Saint Philip Neri, Priest
Liturgical Color: White
Patron Saint of Rome, humor and joy
Everyone saw the halo
Saint Philip Neri often begged alms from his wealthy friends and acquaintances to redistribute to needy street children. On one occasion, he approached a friend, held out his hand, and asked him, once again, for a few coins: “How about some help for the children.” The man slapped him hard across the face. Saint Philip quickly recovered from the shock, extended his cupped hand again, and said, “That was for me, now how about something for the children?”
Saint Philip was born into a well-educated, Catholic, middle-class home. He carried himself all his life with the bearing of an amiable, well-read, finely dressed, shrewd individual who knew no enemies. After growing up in Florence, he moved to Rome and spent many years as a layman studying theology and helping the poor in practical ways. While still a layman, Philip founded a group to care for the many impoverished pilgrims who came to Rome. He befriended the great reformer Saint Ignatius of Loyola, who wanted Philip to become a Jesuit. But after encouragement from his confessor, Philip was ordained a secular priest in 1551. Soon afterward, he had to formalize the large following he generated that wanted to live more fully the life he preached and modeled.

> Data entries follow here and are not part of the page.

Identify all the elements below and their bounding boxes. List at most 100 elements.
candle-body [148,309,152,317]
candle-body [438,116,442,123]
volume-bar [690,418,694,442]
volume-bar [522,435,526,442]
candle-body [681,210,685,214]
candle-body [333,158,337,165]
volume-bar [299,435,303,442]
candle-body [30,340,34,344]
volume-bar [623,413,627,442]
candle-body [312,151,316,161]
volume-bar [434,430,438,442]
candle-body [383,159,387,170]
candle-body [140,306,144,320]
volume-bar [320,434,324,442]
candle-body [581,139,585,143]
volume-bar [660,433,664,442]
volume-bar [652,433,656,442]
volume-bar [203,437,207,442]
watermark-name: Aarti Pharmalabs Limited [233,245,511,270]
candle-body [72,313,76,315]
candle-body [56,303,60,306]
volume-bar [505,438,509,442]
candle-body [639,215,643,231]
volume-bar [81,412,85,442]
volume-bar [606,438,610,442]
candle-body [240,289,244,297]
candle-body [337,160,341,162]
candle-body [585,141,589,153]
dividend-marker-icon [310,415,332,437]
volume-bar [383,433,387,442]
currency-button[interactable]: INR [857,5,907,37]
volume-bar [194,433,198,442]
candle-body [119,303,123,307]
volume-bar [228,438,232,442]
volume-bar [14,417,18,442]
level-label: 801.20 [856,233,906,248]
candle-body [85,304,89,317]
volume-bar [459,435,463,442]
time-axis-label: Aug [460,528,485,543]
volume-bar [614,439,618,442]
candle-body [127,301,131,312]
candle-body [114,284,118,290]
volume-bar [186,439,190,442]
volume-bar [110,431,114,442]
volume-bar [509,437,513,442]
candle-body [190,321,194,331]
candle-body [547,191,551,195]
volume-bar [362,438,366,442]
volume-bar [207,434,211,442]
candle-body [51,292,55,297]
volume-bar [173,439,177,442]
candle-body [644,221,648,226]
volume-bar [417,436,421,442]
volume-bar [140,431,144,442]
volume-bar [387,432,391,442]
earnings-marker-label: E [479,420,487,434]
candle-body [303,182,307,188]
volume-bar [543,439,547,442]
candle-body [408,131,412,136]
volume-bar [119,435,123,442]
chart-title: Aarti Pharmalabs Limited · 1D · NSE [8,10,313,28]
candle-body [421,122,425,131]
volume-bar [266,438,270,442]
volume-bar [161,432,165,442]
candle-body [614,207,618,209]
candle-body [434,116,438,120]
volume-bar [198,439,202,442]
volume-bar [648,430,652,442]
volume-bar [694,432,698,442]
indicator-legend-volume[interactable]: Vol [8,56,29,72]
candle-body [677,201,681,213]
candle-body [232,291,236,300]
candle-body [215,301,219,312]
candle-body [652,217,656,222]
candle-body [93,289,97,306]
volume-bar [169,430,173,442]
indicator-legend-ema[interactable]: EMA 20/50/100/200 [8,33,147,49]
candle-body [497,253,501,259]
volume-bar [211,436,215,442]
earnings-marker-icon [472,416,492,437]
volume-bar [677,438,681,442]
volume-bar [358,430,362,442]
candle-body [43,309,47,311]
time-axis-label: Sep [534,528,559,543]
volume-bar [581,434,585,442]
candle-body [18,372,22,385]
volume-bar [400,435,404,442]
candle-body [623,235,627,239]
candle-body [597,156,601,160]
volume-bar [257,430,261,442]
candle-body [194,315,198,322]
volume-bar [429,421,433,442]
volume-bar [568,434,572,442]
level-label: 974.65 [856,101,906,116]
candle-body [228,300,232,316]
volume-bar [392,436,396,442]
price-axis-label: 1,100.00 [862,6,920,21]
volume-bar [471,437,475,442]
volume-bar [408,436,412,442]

Saint Philip was so well loved and so well known in Rome that he is sometimes called its “Third Apostle” after Saint Peter and Saint Paul. His personality radiated a natural warmth, cordiality, and love of God. His priestly ministry could be fairly characterized as “evangelization by walking around.” He walked the streets of Rome from end to end continually throughout his long life. His life was a long conversation with a thousand characters on street corners, in shops, in factories, at church, in parks—wherever. He reached out to the destitute, prostitutes, poor children, and the uneducated. Saint Philip would often gather a group to visit seven churches in a row. As they went from one church to another, the group would picnic and listen to the musicians whom Saint Philip brought along for entertainment. These outings, understandably, became hugely popular.
Leaders, intellectuals, musicians, and scholars were also drawn to him, in addition to common folk, and formed the impressive circle of committed Catholics who first joined his apostolic efforts. Saint Philip and his companions were given charge of a parish where they held evening sessions filled with song, readings from the lives of the martyrs, the praying of the psalms, and rich conversation. Saint Philip called these gatherings the “oratory,” in part because the participants also listened to musical pieces called “oratorios.” So when it came time to formalize his newly founded community in Church law, the name “Oratory” was chosen. The Congregation of the Oratory, which is still thriving today, was recognized by the Holy Father in 1575 and given the magnificent, new parish of Santa Maria in Varicella, known as Chiesa Nuova (The New Church), in the heart of Rome. Oratorians are mostly diocesan priests and some laymen who live together in a loose brotherhood, taking no vows, while pursuing various individual ministries. The many dozens of oratories around the world are joined in an informal confederation, whereas canonical bonds tie the many houses of a religious order together in a far tighter union.
Saint Philip is one of the bright lights of the Counter-Reformation. He blazed a new path, like other reformers. But the new path he blazed was really just the old path, walked differently. Saint Philip was the silent observer, the cheerful listener, the priest always there, who spoke hard truths but always bent on the non-essentials. He mortified himself but never talked about it. He was poor but wore nice clothes. He looked like everyone else, yet…there was that intangible something: the sparkle in his eye, his polish, his lively concern, his clever wit, his courtesy, his wide education, his humor, and his constant turning of the conversation back to God. He was like everyone else, but he wasn’t, really. He radiated what twentieth-century psychologists would call the “halo effect.” Everyone saw the invisible halo casting a glow over Saint Philip, and people crowded around to stand in his mellow light.
Saint Philip did not start a university, reform an institution, write a classic, or formulate a new rule. He changed the world the only way it can truly be changed—one soul at a time. This army of one was canonized in 1622. His body rests in a glass coffin in Chiesa Nuova, the sumptuous Mother Church of the Oratory, where pilgrims come in faith, kneel before him, and seek his powerful intercession.
Saint Philip Neri, your good nature and charm, united with your theological orthodoxy and life of deep prayer, made you a powerful apostle for the people of Rome. May all evangelists, especially priests, see in your openness to others a pathway of changing the world.